Open RevOcelotMGS opened 1 month ago
This looks promising, albeit less flexible than ffmpeg. My main concern is that it doesn't appear to support receiving the file input via stdin. With ffmpeg, Reclaimer streams the sound data directly into the ffmpeg process, but with vgmstream it looks like it requires the input to be a file path. In a large batch extract this would create significant overhead since Reclaimer would have to write the data to disk for every permutation of every sound tag, then make sure it removes the temporary file(s) after conversion is done.
Apologies for the lack of response here 'til now.
Could you use named pipes in lieu of stdin? Might be a bit hacky, and the only reason I know of it is because of Linux, but I know you can do the same thing in Windows: https://en.wikipedia.org/wiki/Named_pipe
Unfortunately named pipes don't work in this case. From what I can tell, it looks like vmgstream loops through all the formats it knows, testing the file against each one until it finds a match. This means it has to start from the beginning of the file again each time, which is not possible with named pipes since the data can only be read once.
When using ffmpeg to convert audio files encoded in the XBOX 4-bit IMA ADPCM format, the resulting output contains noticeable audible noise. This occurs when re-encoding to any format - even WAV. The quality degradation is significant, and the issue persists across multiple versions of ffmpeg. This problem appears to be specific to how ffmpeg handles this codec, and is not necessarily an issue with Reclaimer itself or it handles the re-encoding process, as I am unable to find any workarounds with ffmpeg that alleviate this issue.
The output should be a clean file without any added noise, preserving the original audio quality. However, the resulting file contains audible noise,
As an example, I'm providing a screenshot showing conversion of an Xbox IMA file from another game to FLAC using vgmstream (Flyaround_06), and then the same file in ffmpeg. You will be able to observe that the frequencies in the ffmpeg output have much more audible noise present. This same issue occurs in Halo 2.

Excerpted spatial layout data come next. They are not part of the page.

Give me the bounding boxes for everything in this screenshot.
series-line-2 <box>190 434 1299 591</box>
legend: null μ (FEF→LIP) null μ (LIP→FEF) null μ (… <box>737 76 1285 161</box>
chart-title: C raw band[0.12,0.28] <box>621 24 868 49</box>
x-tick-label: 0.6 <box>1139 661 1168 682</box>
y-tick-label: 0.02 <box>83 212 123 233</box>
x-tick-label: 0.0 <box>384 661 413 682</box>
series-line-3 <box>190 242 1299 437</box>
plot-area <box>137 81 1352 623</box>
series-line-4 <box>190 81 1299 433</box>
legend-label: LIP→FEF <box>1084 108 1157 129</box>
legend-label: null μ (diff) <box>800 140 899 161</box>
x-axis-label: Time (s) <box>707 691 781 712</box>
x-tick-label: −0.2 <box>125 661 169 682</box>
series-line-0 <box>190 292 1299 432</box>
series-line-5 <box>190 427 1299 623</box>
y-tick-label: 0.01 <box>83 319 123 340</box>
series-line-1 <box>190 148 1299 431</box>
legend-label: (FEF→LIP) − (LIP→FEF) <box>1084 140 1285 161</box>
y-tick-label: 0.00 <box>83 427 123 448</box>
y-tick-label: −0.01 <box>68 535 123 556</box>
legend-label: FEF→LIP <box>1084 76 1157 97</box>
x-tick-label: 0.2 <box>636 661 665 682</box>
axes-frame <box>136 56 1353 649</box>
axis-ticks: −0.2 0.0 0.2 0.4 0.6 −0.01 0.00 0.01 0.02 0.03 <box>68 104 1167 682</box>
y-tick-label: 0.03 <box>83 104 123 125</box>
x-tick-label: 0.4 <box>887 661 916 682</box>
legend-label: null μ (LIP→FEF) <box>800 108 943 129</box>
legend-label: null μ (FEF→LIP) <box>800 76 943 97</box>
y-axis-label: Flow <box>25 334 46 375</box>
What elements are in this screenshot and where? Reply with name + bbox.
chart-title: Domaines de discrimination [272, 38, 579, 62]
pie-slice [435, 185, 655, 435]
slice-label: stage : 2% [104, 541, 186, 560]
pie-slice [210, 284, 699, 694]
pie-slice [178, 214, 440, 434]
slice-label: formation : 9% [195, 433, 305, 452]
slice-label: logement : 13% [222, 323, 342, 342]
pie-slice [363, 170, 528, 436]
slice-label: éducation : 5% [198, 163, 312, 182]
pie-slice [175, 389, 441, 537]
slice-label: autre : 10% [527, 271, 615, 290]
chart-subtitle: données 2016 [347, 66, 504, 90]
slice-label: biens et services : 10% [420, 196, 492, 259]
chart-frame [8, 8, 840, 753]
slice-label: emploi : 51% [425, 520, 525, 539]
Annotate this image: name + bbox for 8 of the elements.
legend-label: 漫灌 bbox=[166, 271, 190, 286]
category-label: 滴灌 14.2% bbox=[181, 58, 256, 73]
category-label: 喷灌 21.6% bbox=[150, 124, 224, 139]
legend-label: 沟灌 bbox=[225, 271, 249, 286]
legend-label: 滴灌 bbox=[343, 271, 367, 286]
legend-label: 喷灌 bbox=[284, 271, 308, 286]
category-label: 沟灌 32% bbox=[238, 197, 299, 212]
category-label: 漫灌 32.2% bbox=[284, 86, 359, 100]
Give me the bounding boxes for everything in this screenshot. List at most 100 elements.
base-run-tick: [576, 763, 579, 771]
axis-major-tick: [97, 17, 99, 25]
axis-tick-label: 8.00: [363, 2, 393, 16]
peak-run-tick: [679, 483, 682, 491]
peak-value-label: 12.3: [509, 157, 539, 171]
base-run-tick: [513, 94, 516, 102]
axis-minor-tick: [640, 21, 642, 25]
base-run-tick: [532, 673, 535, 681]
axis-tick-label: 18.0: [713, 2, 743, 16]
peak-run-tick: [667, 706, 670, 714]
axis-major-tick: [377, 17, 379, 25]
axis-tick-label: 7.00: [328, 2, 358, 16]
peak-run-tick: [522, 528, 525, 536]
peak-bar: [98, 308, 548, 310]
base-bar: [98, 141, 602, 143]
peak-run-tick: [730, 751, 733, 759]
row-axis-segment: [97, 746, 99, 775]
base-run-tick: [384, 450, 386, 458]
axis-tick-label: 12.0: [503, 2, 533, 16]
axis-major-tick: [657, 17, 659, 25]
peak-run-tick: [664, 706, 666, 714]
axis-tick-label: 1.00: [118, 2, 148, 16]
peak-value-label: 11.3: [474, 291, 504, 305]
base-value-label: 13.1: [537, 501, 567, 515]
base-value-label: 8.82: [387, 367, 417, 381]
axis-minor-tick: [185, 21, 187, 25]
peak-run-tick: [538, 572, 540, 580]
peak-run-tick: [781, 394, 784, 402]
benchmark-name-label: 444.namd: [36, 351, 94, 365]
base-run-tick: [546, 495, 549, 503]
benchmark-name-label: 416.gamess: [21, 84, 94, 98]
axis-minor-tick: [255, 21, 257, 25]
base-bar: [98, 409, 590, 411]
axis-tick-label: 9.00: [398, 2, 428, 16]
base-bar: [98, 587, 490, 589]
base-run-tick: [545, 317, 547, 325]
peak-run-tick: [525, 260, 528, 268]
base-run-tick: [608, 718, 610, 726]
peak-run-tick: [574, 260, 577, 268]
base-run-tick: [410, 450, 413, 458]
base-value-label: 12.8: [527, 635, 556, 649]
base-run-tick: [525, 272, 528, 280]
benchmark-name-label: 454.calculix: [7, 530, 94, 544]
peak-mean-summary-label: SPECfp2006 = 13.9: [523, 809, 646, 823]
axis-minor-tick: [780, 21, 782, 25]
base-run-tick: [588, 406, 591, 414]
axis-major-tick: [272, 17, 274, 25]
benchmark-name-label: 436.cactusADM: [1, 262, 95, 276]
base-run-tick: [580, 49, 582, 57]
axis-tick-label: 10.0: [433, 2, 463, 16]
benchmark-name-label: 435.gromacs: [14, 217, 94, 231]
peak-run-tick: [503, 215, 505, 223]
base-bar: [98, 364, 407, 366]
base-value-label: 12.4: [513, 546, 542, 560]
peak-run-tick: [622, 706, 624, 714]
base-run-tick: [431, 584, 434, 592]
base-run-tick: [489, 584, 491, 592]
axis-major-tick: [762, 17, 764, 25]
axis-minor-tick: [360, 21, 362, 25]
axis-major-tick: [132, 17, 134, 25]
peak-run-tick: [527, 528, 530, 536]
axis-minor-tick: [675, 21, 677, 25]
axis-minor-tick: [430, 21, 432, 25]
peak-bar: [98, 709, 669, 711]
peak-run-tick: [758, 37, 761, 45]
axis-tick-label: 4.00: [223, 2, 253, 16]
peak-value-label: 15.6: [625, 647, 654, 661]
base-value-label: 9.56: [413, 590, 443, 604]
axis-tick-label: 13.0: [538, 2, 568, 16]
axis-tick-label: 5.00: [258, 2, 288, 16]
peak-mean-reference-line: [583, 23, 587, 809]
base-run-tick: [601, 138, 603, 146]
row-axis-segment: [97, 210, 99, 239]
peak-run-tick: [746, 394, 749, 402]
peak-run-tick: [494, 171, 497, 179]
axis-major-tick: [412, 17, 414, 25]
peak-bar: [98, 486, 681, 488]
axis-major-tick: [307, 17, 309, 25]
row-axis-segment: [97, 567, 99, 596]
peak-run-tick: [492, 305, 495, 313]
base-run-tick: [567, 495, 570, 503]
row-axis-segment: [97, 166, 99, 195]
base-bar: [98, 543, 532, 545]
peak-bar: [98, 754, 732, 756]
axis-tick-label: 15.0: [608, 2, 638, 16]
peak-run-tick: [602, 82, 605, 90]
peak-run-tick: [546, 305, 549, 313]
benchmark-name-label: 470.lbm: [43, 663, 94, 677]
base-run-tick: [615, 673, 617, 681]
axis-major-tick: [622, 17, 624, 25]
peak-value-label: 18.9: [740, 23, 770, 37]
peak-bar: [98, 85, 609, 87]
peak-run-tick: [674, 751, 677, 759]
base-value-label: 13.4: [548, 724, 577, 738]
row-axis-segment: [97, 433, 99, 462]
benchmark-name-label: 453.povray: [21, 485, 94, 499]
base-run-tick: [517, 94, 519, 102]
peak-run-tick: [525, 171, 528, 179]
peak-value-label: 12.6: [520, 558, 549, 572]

Given this issue, I recommend switching from ffmpeg as a re-encoder to vgmstream for converting these files - specifically, vgmstream-cli. vgmstream handles these conversions with 100% clean output, preserving the original audio quality without the noise observed in ffmpeg. It should also support most (if not all) of the extracted sound tags from each Halo game, should sound extraction be added for these games down the line.